FDA grants rare pediatric disease designation to MediciNova’s MN-166 to treat Krabbe disease

Under the FDA’s rare pediatric disease priority review voucher program, the sponsor may be eligible for a voucher that can be used to obtain a priority review for a subsequent human drug application. The FDA has previously granted orphan drug designation to MN-166 (ibudilast) for treatment of Krabbe disease.

MediciNova president and CEO Yuichi Iwaki said: "We are very pleased to receive Rare Pediatric Disease Designation for MN-166 for treatment of Krabbe Disease. There is an unmet medical need for treatment of Krabbe disease in the pediatric population and we plan to work closely with the FDA and clinical experts to evaluate MN-166 in the pediatric population."

About Krabbe Disease

Krabbe disease is a rare genetic degenerative disorder for which there is no cure and is generally fatal before two years of age. Krabbe disease has 4 clinical subtypes (Types 1 – 4), distinguished by age of onset. In the vast majority of cases, the symptoms of Krabbe disease begin at age 0 – 6 months (Type 1 early infantile form).

Initial signs and symptoms typically include irritability (e.g., excessive crying), limb spasticity, absent reflexes, muscle weakness, feeding difficulties, episodes of fever with no sign of infection, stiff posture, and slowed or regressed neurocognitive development.
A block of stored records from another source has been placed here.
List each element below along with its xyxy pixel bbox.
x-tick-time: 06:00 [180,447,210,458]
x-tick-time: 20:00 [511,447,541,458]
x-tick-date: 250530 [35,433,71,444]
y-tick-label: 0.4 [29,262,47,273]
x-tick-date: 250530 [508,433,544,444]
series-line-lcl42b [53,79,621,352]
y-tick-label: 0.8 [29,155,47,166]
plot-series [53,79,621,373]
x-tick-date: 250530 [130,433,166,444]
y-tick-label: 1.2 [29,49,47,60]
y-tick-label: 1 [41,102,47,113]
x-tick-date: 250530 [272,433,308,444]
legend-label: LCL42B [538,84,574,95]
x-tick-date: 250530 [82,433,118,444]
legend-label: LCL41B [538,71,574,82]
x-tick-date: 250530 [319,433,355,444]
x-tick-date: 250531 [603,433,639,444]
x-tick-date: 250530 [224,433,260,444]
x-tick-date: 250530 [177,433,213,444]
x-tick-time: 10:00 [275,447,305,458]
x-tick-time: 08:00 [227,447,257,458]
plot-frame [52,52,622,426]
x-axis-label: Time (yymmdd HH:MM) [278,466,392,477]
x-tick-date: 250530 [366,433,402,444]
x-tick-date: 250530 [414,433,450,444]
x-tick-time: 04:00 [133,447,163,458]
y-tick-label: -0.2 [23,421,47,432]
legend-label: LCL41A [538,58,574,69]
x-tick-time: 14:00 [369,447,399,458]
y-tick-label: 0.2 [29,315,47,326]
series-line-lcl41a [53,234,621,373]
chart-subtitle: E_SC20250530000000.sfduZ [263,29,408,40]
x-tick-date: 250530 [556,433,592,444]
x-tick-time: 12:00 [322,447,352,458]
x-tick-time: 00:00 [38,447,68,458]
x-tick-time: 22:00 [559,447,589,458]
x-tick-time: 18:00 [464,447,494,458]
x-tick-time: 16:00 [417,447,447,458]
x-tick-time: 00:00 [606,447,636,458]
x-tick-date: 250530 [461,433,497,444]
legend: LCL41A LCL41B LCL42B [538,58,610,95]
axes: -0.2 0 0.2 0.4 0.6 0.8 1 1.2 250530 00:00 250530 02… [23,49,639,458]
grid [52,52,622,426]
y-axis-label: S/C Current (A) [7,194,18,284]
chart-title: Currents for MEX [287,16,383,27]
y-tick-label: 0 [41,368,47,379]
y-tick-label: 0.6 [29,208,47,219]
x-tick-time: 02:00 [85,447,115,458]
As the disease progresses, muscles continue to weaken, affecting the infant’s ability to move, chew, swallow, and breathe.

Affected infants also experience vision loss and seizures, regress rapidly to a decerebrate condition and usually succumb to the disease before their 2nd birthday. Approximately 10% of patients present symptoms later in life, including in adulthood (Types 2 – 4).

Progressive loss of vision, difficulty walking, decline in cognitive skills, loss of manual dexterity, and muscle weakness are the most common initial symptoms in this form of the disorder, although signs and symptoms vary considerably among affected individuals. Patients with late-onset Krabbe Disease regress at a slower pace and have the potential to live significantly longer than patients diagnosed in early infancy.

About Rare Pediatric Disease Designation

According to the FDA, a rare pediatric disease 1) primarily affects individuals aged from birth to 18 years and 2) is a rare disease or condition that affects fewer than 200,000 persons in the U.S. The rare pediatric disease priority review voucher program is intended to stimulate new drug development for rare pediatric diseases by offering additional incentives for obtaining FDA approval of these products.

Under the program, a sponsor who receives an approval of a new drug application (NDA) or biologics license application (BLA) for a rare pediatric disease product may be eligible for a voucher which can be used to obtain priority review for a subsequent human drug application. If obtained, the priority review voucher may be sold or transferred to another sponsor.

About MN-166 (ibudilast)

MN-166 (ibudilast) has been marketed in Japan and Korea since 1989 to treat post-stroke complications and bronchial asthma. MediciNova licensed MN-166 (ibudilast) from Kyorin Pharmaceutical Co., Ltd. for potential utility in relapse-remitting multiple sclerosis (RRMS). Intellectual property was additionally established or obtained by MediciNova in progressive MS and other neurological conditions.

MN-166 (ibudilast) is a first-in-class, orally bioavailable, small molecule phosphodiesterase (PDE) -4 and -10 inhibitor and a macrophage migration inhibitory factor (MIF) inhibitor that suppresses pro-inflammatory cytokines and promotes neurotrophic factors. It attenuates activated glia cells, which play a major role in certain neurological conditions.

Ibudilast’s anti-neuroinflammatory and neuroprotective actions have been demonstrated in preclinical and clinical study results and provide the rationale for its therapeutic utility in neurodegenerative diseases (e.g., progressive MS and ALS), substance abuse/addiction and chronic neuropathic pain.